The reasoning behind all of this is mainly because it really is an eye sore to look at (even after my weekly change, in a matter of a day or two I have a nice pile sitting in these two spots) and because I figure it will help with overall water quality anyway.


----------



## Deeda (Oct 12, 2012)

How much water are you siphoning out when you do the daily siphon?

You could always add a bit of water conditioner to the bucket when you do the refill, especially if your water supplier uses chloramines as a disinfectant. Since you are adding water with a bucket, dose for the amount of water and not the full tank size.

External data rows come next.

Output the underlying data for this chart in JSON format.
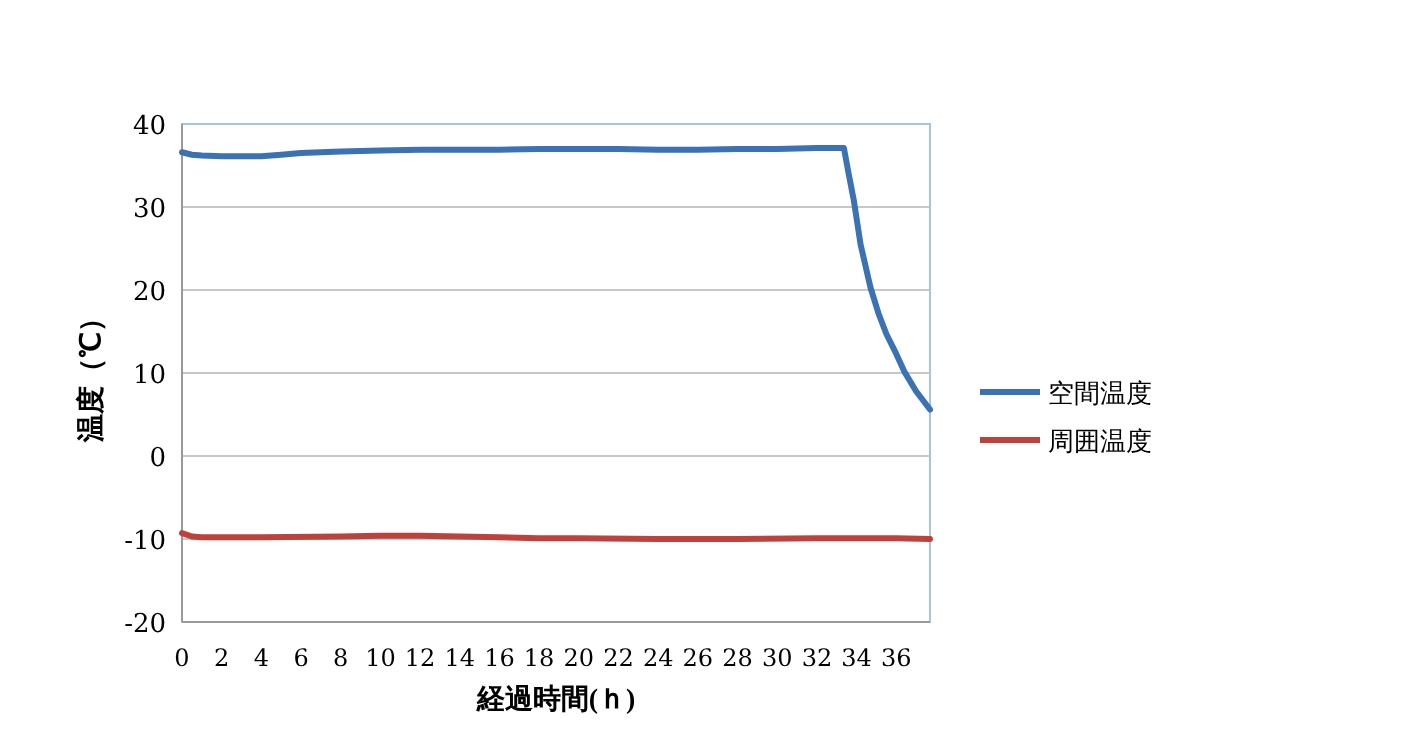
{
  "chart_data": {
    "type": "line",
    "xlabel": "経過時間(ｈ)",
    "ylabel": "温度（℃）",
    "xlim": [
      0,
      37.7
    ],
    "ylim": [
      -20,
      40
    ],
    "xticks": [
      0,
      2,
      4,
      6,
      8,
      10,
      12,
      14,
      16,
      18,
      20,
      22,
      24,
      26,
      28,
      30,
      32,
      34,
      36
    ],
    "yticks": [
      -20,
      -10,
      0,
      10,
      20,
      30,
      40
    ],
    "grid": "y",
    "legend": "right",
    "series": [
      {
        "name": "空間温度",
        "color": "#3b72b4",
        "x": [
          0,
          0.5,
          1,
          2,
          3,
          4,
          5,
          6,
          7,
          8,
          10,
          12,
          14,
          16,
          18,
          20,
          22,
          24,
          26,
          28,
          30,
          32,
          33,
          33.36,
          33.6,
          33.86,
          34.2,
          34.7,
          35.1,
          35.5,
          36,
          36.4,
          37,
          37.7
        ],
        "values": [
          36.6,
          36.3,
          36.2,
          36.1,
          36.1,
          36.1,
          36.3,
          36.5,
          36.6,
          36.7,
          36.8,
          36.9,
          36.9,
          36.9,
          37,
          37,
          37,
          36.9,
          36.9,
          37,
          37,
          37.1,
          37.1,
          37.1,
          34,
          30.8,
          25.5,
          20.3,
          17.2,
          14.7,
          12.3,
          10.2,
          7.8,
          5.6
        ]
      },
      {
        "name": "周囲温度",
        "color": "#c0413c",
        "x": [
          0,
          0.5,
          1,
          4,
          8,
          10,
          12,
          14,
          16,
          18,
          20,
          24,
          28,
          32,
          36,
          37.7
        ],
        "values": [
          -9.3,
          -9.7,
          -9.8,
          -9.8,
          -9.7,
          -9.6,
          -9.6,
          -9.7,
          -9.8,
          -9.9,
          -9.9,
          -10,
          -10,
          -9.9,
          -9.9,
          -10
        ]
      }
    ]
  }
}
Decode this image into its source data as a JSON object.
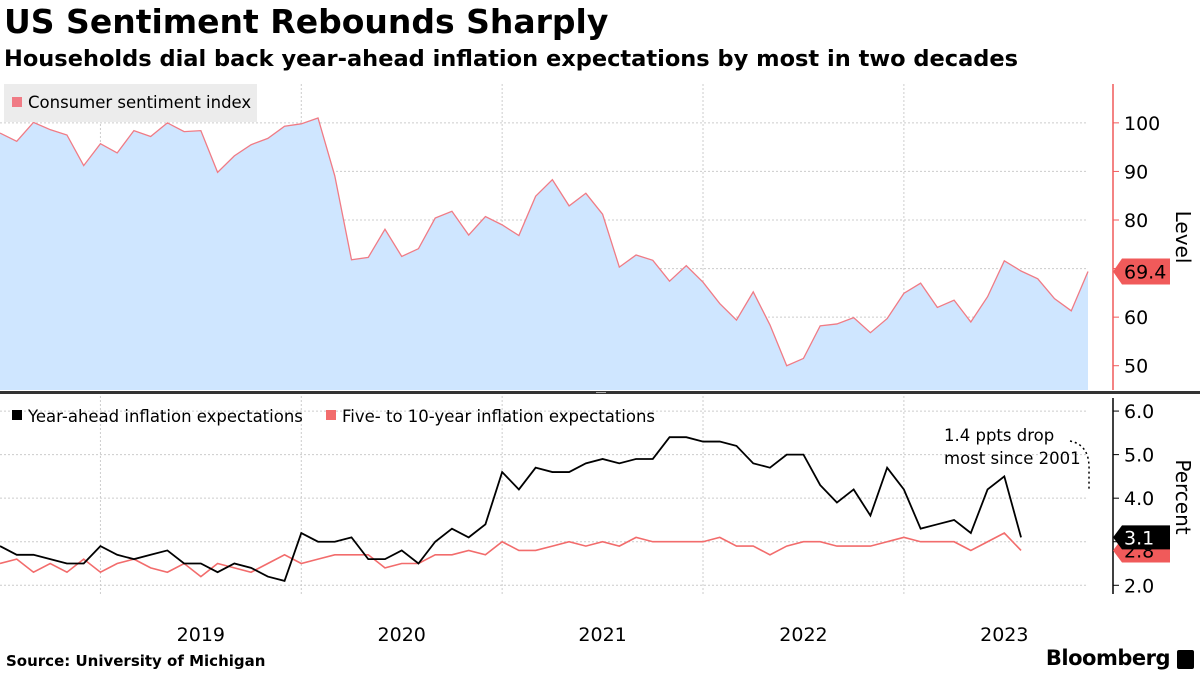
{
  "header": {
    "title": "US Sentiment Rebounds Sharply",
    "subtitle": "Households dial back year-ahead inflation expectations by most in two decades"
  },
  "footer": {
    "source": "Source: University of Michigan",
    "brand": "Bloomberg"
  },
  "colors": {
    "sentiment_fill": "#cfe6ff",
    "sentiment_line": "#f07b85",
    "five_ten_line": "#f26c6c",
    "year_ahead_line": "#000000",
    "axis_accent": "#f05a5a",
    "grid": "#cccccc"
  },
  "chart_data": [
    {
      "type": "area",
      "legend": "Consumer sentiment index",
      "axis_title": "Level",
      "ylim": [
        45,
        108
      ],
      "yticks": [
        50,
        60,
        70,
        80,
        90,
        100
      ],
      "last_value_label": "69.4",
      "x_start": "2018-07",
      "x_ticks": [
        "2019",
        "2020",
        "2021",
        "2022",
        "2023"
      ],
      "grid": true,
      "values": [
        97.9,
        96.2,
        100.1,
        98.6,
        97.5,
        91.2,
        95.7,
        93.8,
        98.4,
        97.2,
        100.0,
        98.2,
        98.4,
        89.8,
        93.2,
        95.5,
        96.8,
        99.3,
        99.8,
        101.0,
        89.1,
        71.8,
        72.3,
        78.1,
        72.5,
        74.1,
        80.4,
        81.8,
        76.9,
        80.7,
        79.0,
        76.8,
        84.9,
        88.3,
        82.9,
        85.5,
        81.2,
        70.3,
        72.8,
        71.7,
        67.4,
        70.6,
        67.2,
        62.8,
        59.4,
        65.2,
        58.4,
        50.0,
        51.5,
        58.2,
        58.6,
        59.9,
        56.8,
        59.7,
        64.9,
        67.0,
        62.0,
        63.5,
        59.0,
        64.2,
        71.6,
        69.5,
        67.9,
        63.8,
        61.3,
        69.4
      ]
    },
    {
      "type": "line",
      "axis_title": "Percent",
      "ylim": [
        1.8,
        6.3
      ],
      "yticks": [
        "2.0",
        "3.0",
        "4.0",
        "5.0",
        "6.0"
      ],
      "x_start": "2018-07",
      "annotation": [
        "1.4 ppts drop",
        "most since 2001"
      ],
      "series": [
        {
          "name": "Year-ahead inflation expectations",
          "last_value_label": "3.1",
          "values": [
            2.9,
            2.7,
            2.7,
            2.6,
            2.5,
            2.5,
            2.9,
            2.7,
            2.6,
            2.7,
            2.8,
            2.5,
            2.5,
            2.3,
            2.5,
            2.4,
            2.2,
            2.1,
            3.2,
            3.0,
            3.0,
            3.1,
            2.6,
            2.6,
            2.8,
            2.5,
            3.0,
            3.3,
            3.1,
            3.4,
            4.6,
            4.2,
            4.7,
            4.6,
            4.6,
            4.8,
            4.9,
            4.8,
            4.9,
            4.9,
            5.4,
            5.4,
            5.3,
            5.3,
            5.2,
            4.8,
            4.7,
            5.0,
            5.0,
            4.3,
            3.9,
            4.2,
            3.6,
            4.7,
            4.2,
            3.3,
            3.4,
            3.5,
            3.2,
            4.2,
            4.5,
            3.1
          ]
        },
        {
          "name": "Five- to 10-year inflation expectations",
          "last_value_label": "2.8",
          "values": [
            2.5,
            2.6,
            2.3,
            2.5,
            2.3,
            2.6,
            2.3,
            2.5,
            2.6,
            2.4,
            2.3,
            2.5,
            2.2,
            2.5,
            2.4,
            2.3,
            2.5,
            2.7,
            2.5,
            2.6,
            2.7,
            2.7,
            2.7,
            2.4,
            2.5,
            2.5,
            2.7,
            2.7,
            2.8,
            2.7,
            3.0,
            2.8,
            2.8,
            2.9,
            3.0,
            2.9,
            3.0,
            2.9,
            3.1,
            3.0,
            3.0,
            3.0,
            3.0,
            3.1,
            2.9,
            2.9,
            2.7,
            2.9,
            3.0,
            3.0,
            2.9,
            2.9,
            2.9,
            3.0,
            3.1,
            3.0,
            3.0,
            3.0,
            2.8,
            3.0,
            3.2,
            2.8
          ]
        }
      ]
    }
  ]
}
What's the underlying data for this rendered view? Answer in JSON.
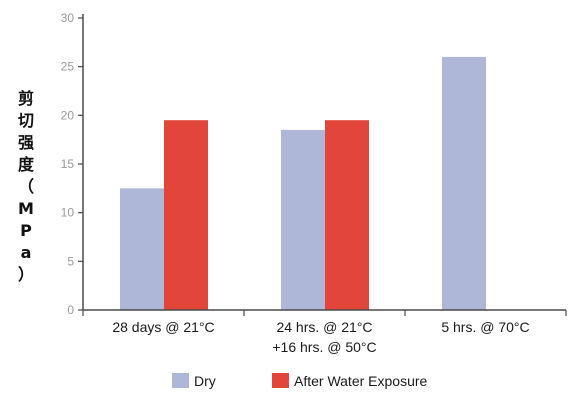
{
  "chart_data": {
    "type": "bar",
    "ylabel": "剪切强度（MPa）",
    "ylim": [
      0,
      30
    ],
    "yticks": [
      0,
      5,
      10,
      15,
      20,
      25,
      30
    ],
    "categories": [
      [
        "28 days @ 21°C"
      ],
      [
        "24 hrs. @ 21°C",
        "+16 hrs. @ 50°C"
      ],
      [
        "5 hrs. @ 70°C"
      ]
    ],
    "series": [
      {
        "name": "Dry",
        "color": "#aeb7d8",
        "values": [
          12.5,
          18.5,
          26.0
        ]
      },
      {
        "name": "After Water Exposure",
        "color": "#e2463a",
        "values": [
          19.5,
          19.5,
          null
        ]
      }
    ],
    "legend_position": "bottom",
    "grid": false
  }
}
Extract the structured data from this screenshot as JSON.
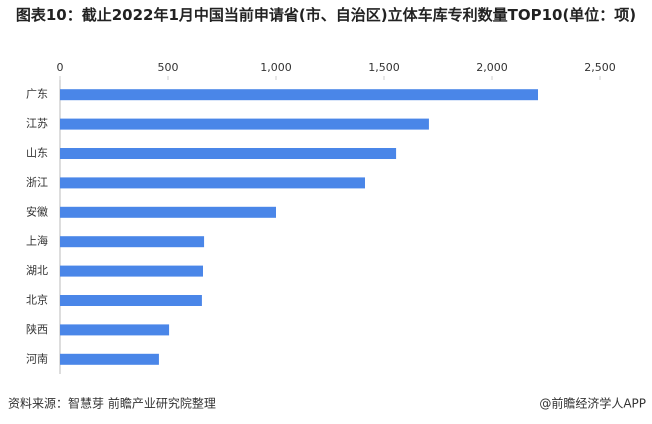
{
  "chart_data": {
    "type": "barh",
    "title": "图表10：截止2022年1月中国当前申请省(市、自治区)立体车库专利数量TOP10(单位：项)",
    "categories": [
      "广东",
      "江苏",
      "山东",
      "浙江",
      "安徽",
      "上海",
      "湖北",
      "北京",
      "陕西",
      "河南"
    ],
    "values": [
      2213,
      1708,
      1556,
      1412,
      1000,
      667,
      662,
      657,
      505,
      458
    ],
    "color": "#4a86e8",
    "xlim": [
      0,
      2500
    ],
    "xticks": [
      0,
      500,
      {
        "value": 1000,
        "label": "1,000"
      },
      {
        "value": 1500,
        "label": "1,500"
      },
      {
        "value": 2000,
        "label": "2,000"
      },
      {
        "value": 2500,
        "label": "2,500"
      }
    ],
    "source": "资料来源：智慧芽 前瞻产业研究院整理",
    "brand": "@前瞻经济学人APP"
  }
}
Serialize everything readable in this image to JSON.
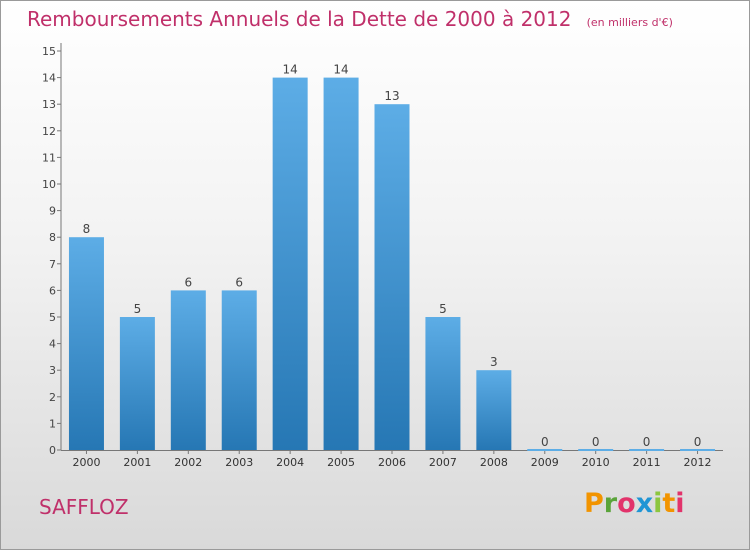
{
  "header": {
    "title": "Remboursements Annuels de la Dette de 2000 à 2012",
    "unit": "(en milliers d'€)"
  },
  "footer": {
    "commune": "SAFFLOZ",
    "brand": "Proxiti",
    "brand_colors": [
      "#f29400",
      "#5aa43a",
      "#e2336b",
      "#1f95d5",
      "#8cc63e",
      "#f29400",
      "#e2336b"
    ]
  },
  "chart_data": {
    "type": "bar",
    "categories": [
      "2000",
      "2001",
      "2002",
      "2003",
      "2004",
      "2005",
      "2006",
      "2007",
      "2008",
      "2009",
      "2010",
      "2011",
      "2012"
    ],
    "values": [
      8,
      5,
      6,
      6,
      14,
      14,
      13,
      5,
      3,
      0,
      0,
      0,
      0
    ],
    "title": "Remboursements Annuels de la Dette de 2000 à 2012",
    "ylim": [
      0,
      15
    ],
    "yticks": [
      0,
      1,
      2,
      3,
      4,
      5,
      6,
      7,
      8,
      9,
      10,
      11,
      12,
      13,
      14,
      15
    ],
    "grid": false,
    "bar_color_light": "#5dade6",
    "bar_color_dark": "#2677b4"
  }
}
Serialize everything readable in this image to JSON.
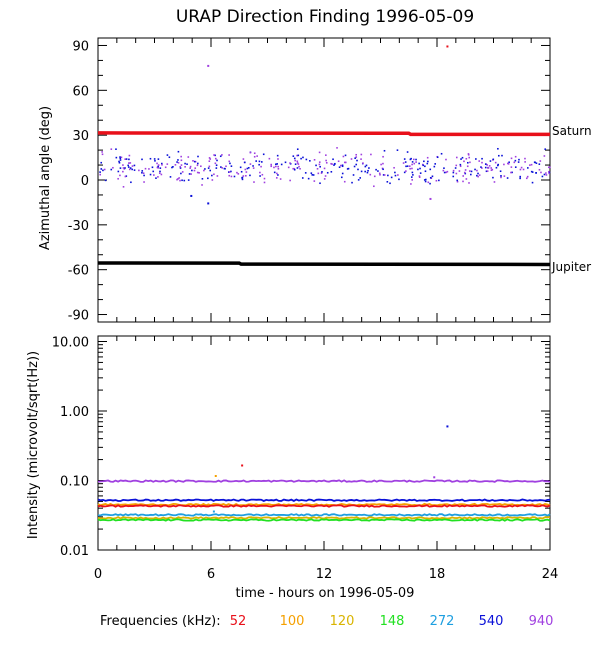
{
  "title": "URAP Direction Finding  1996-05-09",
  "xlabel": "time - hours on 1996-05-09",
  "frequencies_label": "Frequencies (kHz):",
  "frequencies": [
    {
      "label": "52",
      "color": "#e8101a"
    },
    {
      "label": "100",
      "color": "#f5a000"
    },
    {
      "label": "120",
      "color": "#d9b400"
    },
    {
      "label": "148",
      "color": "#22e022"
    },
    {
      "label": "272",
      "color": "#1e9fe0"
    },
    {
      "label": "540",
      "color": "#0a10d8"
    },
    {
      "label": "940",
      "color": "#a040e0"
    }
  ],
  "chart_data": [
    {
      "type": "scatter",
      "ylabel": "Azimuthal angle (deg)",
      "xlim": [
        0,
        24
      ],
      "ylim": [
        -95,
        95
      ],
      "x_ticks": [
        0,
        6,
        12,
        18,
        24
      ],
      "y_ticks": [
        90,
        60,
        30,
        0,
        -30,
        -60,
        -90
      ],
      "y_tick_labels": [
        "90",
        "60",
        "30",
        "0",
        "-30",
        "-60",
        "-90"
      ],
      "reference_lines": [
        {
          "name": "Saturn",
          "color": "#e8101a",
          "points": [
            [
              0,
              31.5
            ],
            [
              16.5,
              31.3
            ],
            [
              16.6,
              30.5
            ],
            [
              24,
              30.5
            ]
          ]
        },
        {
          "name": "Jupiter",
          "color": "#000000",
          "points": [
            [
              0,
              -55.5
            ],
            [
              7.5,
              -55.6
            ],
            [
              7.6,
              -56.3
            ],
            [
              24,
              -56.5
            ]
          ]
        }
      ],
      "scatter_band": {
        "y_min": -6,
        "y_max": 24,
        "center": 9,
        "colors": [
          "#0a10d8",
          "#a040e0"
        ]
      },
      "outliers": [
        {
          "x": 5.8,
          "y": 77,
          "color": "#a040e0"
        },
        {
          "x": 18.5,
          "y": 90,
          "color": "#e8101a"
        },
        {
          "x": 5.8,
          "y": -15,
          "color": "#0a10d8"
        },
        {
          "x": 4.9,
          "y": -10,
          "color": "#0a10d8"
        },
        {
          "x": 17.6,
          "y": -12,
          "color": "#a040e0"
        }
      ]
    },
    {
      "type": "line",
      "ylabel": "Intensity (microvolt/sqrt(Hz))",
      "y_scale": "log",
      "xlim": [
        0,
        24
      ],
      "ylim": [
        0.01,
        12
      ],
      "x_ticks": [
        0,
        6,
        12,
        18,
        24
      ],
      "x_tick_labels": [
        "0",
        "6",
        "12",
        "18",
        "24"
      ],
      "y_ticks": [
        10,
        1,
        0.1,
        0.01
      ],
      "y_tick_labels": [
        "10.00",
        "1.00",
        "0.10",
        "0.01"
      ],
      "series": [
        {
          "color": "#a040e0",
          "level": 0.098
        },
        {
          "color": "#0a10d8",
          "level": 0.052
        },
        {
          "color": "#f5a000",
          "level": 0.045
        },
        {
          "color": "#e8101a",
          "level": 0.043
        },
        {
          "color": "#1e9fe0",
          "level": 0.032
        },
        {
          "color": "#d9b400",
          "level": 0.029
        },
        {
          "color": "#22e022",
          "level": 0.027
        }
      ],
      "spikes": [
        {
          "x": 6.2,
          "y": 0.12,
          "color": "#f5a000"
        },
        {
          "x": 7.6,
          "y": 0.17,
          "color": "#e8101a"
        },
        {
          "x": 18.5,
          "y": 0.62,
          "color": "#0a10d8"
        },
        {
          "x": 17.8,
          "y": 0.115,
          "color": "#a040e0"
        },
        {
          "x": 6.1,
          "y": 0.037,
          "color": "#1e9fe0"
        }
      ]
    }
  ]
}
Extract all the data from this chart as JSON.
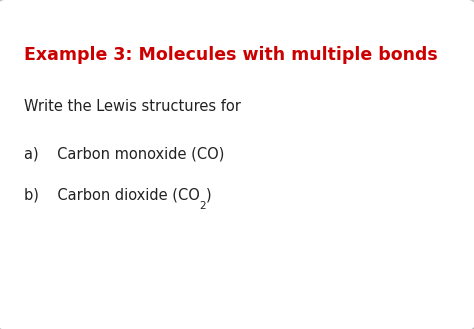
{
  "title": "Example 3: Molecules with multiple bonds",
  "title_color": "#cc0000",
  "title_fontsize": 12.5,
  "title_bold": true,
  "body_color": "#222222",
  "body_fontsize": 10.5,
  "item_a_prefix": "a)    Carbon monoxide (CO)",
  "item_b_text_1": "b)    Carbon dioxide (CO",
  "item_b_subscript": "2",
  "item_b_text_2": ")",
  "intro_text": "Write the Lewis structures for",
  "background_color": "#ffffff",
  "border_color": "#bbbbbb",
  "title_fx": 0.05,
  "title_fy": 0.86,
  "intro_fx": 0.05,
  "intro_fy": 0.7,
  "item_a_fx": 0.05,
  "item_a_fy": 0.555,
  "item_b_fx": 0.05,
  "item_b_fy": 0.43
}
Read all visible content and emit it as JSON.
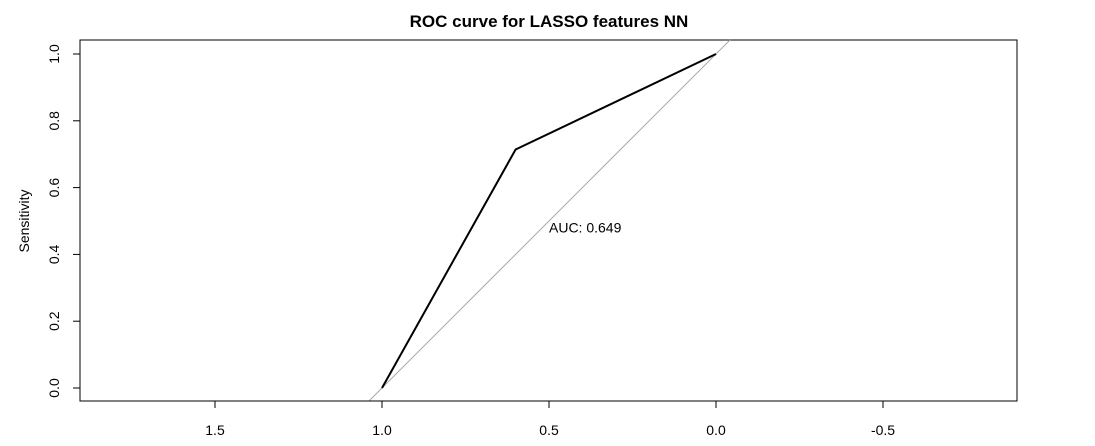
{
  "chart_data": {
    "type": "line",
    "title": "ROC curve for LASSO features NN",
    "xlabel": "",
    "ylabel": "Sensitivity",
    "xlim": [
      1.8,
      -0.8
    ],
    "ylim": [
      0.0,
      1.0
    ],
    "x_reversed": true,
    "x_ticks": [
      1.5,
      1.0,
      0.5,
      0.0,
      -0.5
    ],
    "x_tick_labels": [
      "1.5",
      "1.0",
      "0.5",
      "0.0",
      "-0.5"
    ],
    "y_ticks": [
      0.0,
      0.2,
      0.4,
      0.6,
      0.8,
      1.0
    ],
    "y_tick_labels": [
      "0.0",
      "0.2",
      "0.4",
      "0.6",
      "0.8",
      "1.0"
    ],
    "grid": false,
    "series": [
      {
        "x": [
          1.0,
          0.6,
          0.0
        ],
        "y": [
          0.0,
          0.714,
          1.0
        ],
        "color": "#000000"
      }
    ],
    "reference_line": {
      "type": "diagonal",
      "color": "#aaaaaa"
    },
    "annotation": {
      "text": "AUC: 0.649",
      "x": 0.5,
      "y": 0.48
    }
  }
}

Prime should not be harmful to the fish unless grossly over dosed.


----------



## morrismorris (Mar 21, 2017)

It is probably only a few gallons. If I am using a bucket to return the tap water to the tank, how long should the prime sit in that bucket before pouring into the tank?


----------



## Deeda (Oct 12, 2012)

morrismorris said:


> It is probably only a few gallons. If I am using a bucket to return the tap water to the tank, how long should the prime sit in that bucket before pouring into the tank?


Once you add the Prime to the new water in the bucket, you can add directly to the aquarium. You will probably only need a tiny bit of Prime, just follow the bottle instructions for dosing.


----------



## Aaron S (Apr 4, 2015)

I agree with the other comments. If you are only taking out a small amount (like 2% or less) then I wouldn't worry about dosing it with prime, otherwise I would add the prime to the bucket as Deeda suggests. Doing the daily siphon of the poo piles will probably dramatically help the rate of nitrate formation in the tank relative to the rest of our tanks because all of our poo is sitting on/in the filter for a lot longer which provides a chance for it to break down. I would just remember that, from a nitrate removal perspective, if you take 5% every day out of the tank for a week it is not as effective as removing 35% once a week. Since you mentioned you are also doing weekly water changes - that is not important but I thought it should be repeated.


----------



## morrismorris (Mar 21, 2017)

Sounds good. Thank you all for the responses!


----------